Professor of Government Sharon Werning Rivera and Visiting Assistant Professor of Government David W. Rivera recently published an article in the British journal Russian Politics (Vol. 4, pp. 499-519).
The Riveras said that after assuming the presidency in 2000, Vladimir Putin appointed many fellow ex-KGB officers to positions of power of authority. Since the start of his fourth presidential term in 2018, moreover, he has continued to manifest a penchant for staffing the state with military and security officers — so-called “siloviki.”
In “Are Siloviki Still Undemocratic? Elite Support for Political Pluralism during Putin’s Third Presidential Term,” they address the question of whether Russian military and security officers currently possess a less liberal worldview than do civilian elites, as was the case in both the Soviet era and the immediate post-communist period.

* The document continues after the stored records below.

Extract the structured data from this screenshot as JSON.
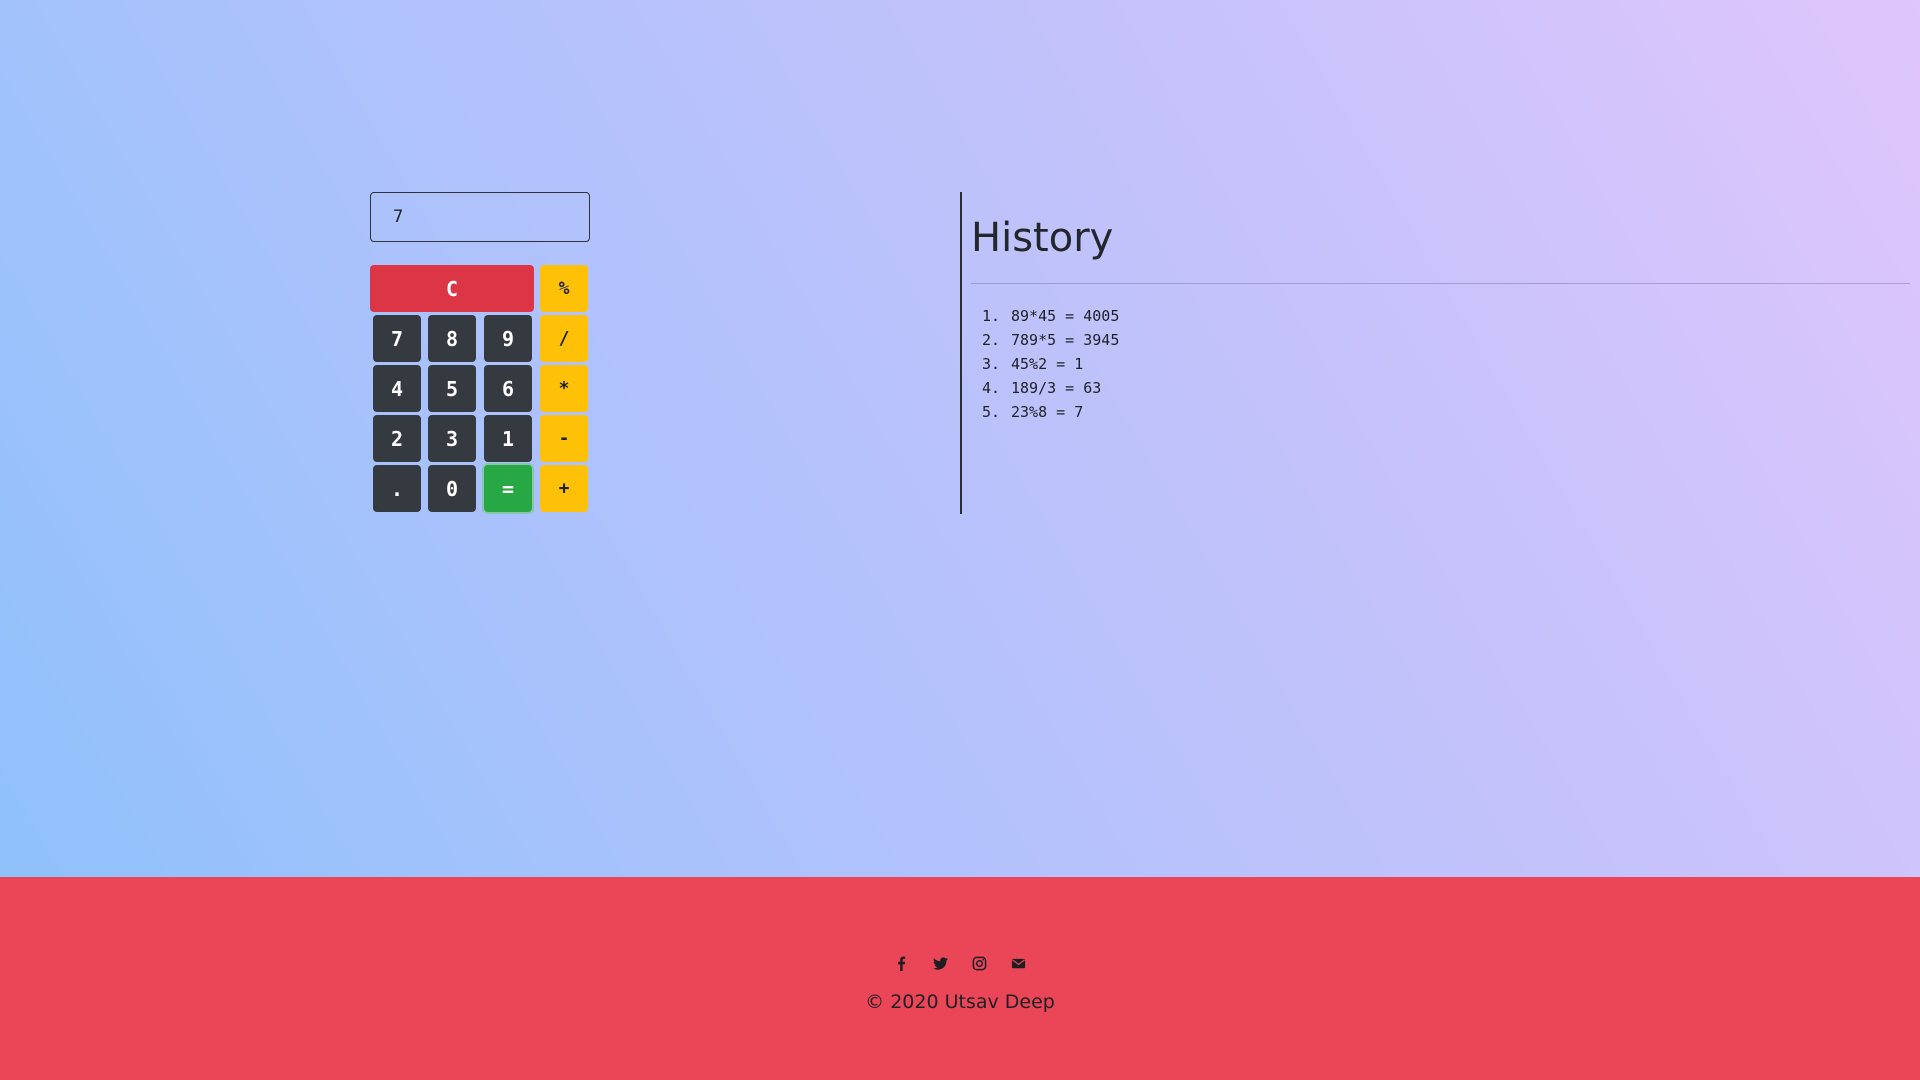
{
  "calculator": {
    "display_value": "7",
    "keys": {
      "clear": "C",
      "percent": "%",
      "divide": "/",
      "multiply": "*",
      "subtract": "-",
      "add": "+",
      "equals": "=",
      "dot": ".",
      "k0": "0",
      "k1": "1",
      "k2": "2",
      "k3": "3",
      "k4": "4",
      "k5": "5",
      "k6": "6",
      "k7": "7",
      "k8": "8",
      "k9": "9"
    }
  },
  "history": {
    "title": "History",
    "items": [
      {
        "num": "1.",
        "text": "89*45 = 4005"
      },
      {
        "num": "2.",
        "text": "789*5 = 3945"
      },
      {
        "num": "3.",
        "text": "45%2 = 1"
      },
      {
        "num": "4.",
        "text": "189/3 = 63"
      },
      {
        "num": "5.",
        "text": "23%8 = 7"
      }
    ]
  },
  "footer": {
    "social_icons": [
      "facebook-icon",
      "twitter-icon",
      "instagram-icon",
      "envelope-icon"
    ],
    "copyright": "© 2020 Utsav Deep"
  },
  "colors": {
    "digit_key": "#343a40",
    "operator_key": "#ffc107",
    "equals_key": "#28a745",
    "clear_key": "#dc3545",
    "footer_bg": "#ea4658"
  }
}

The authors answer this question on the basis of data collected by the Survey of Russian Elites, a data set consisting of seven surveys of high-ranking Russians that were fielded in 1993, 1995, 1999, 2004, 2008, 2012, and 2016.
The survey’s eighth wave was recently fielded by Sharon Rivera, the project’s principal investigator, with funding from the National Science Foundation, Hamilton’s Arthur Levitt Public Affairs Center and Office of the Dean of Faculty, and the University of Michigan.
In their analyses of the data, the Riveras found that attitudinal differences between siloviki and civilians persist into the present. As was the case in both the 1990s and 2000s, elites with professional backgrounds in the military-security field are less supportive of political pluralism and individual rights than are those with purely civilian résumés. In addition, active-duty officers are even less liberal than either their retired former colleagues or lifelong civilians.
“The implications for Russia’s evolution after Putin leaves the scene are clear,” the authors concluded. “Some members of the Putin-era elite will almost certainly rise to leadership positions during and after the transition to a post-Putin era. The more that Putin continues his past practice of staffing the state with siloviki, the lower is the likelihood of renewed democratization in the future.”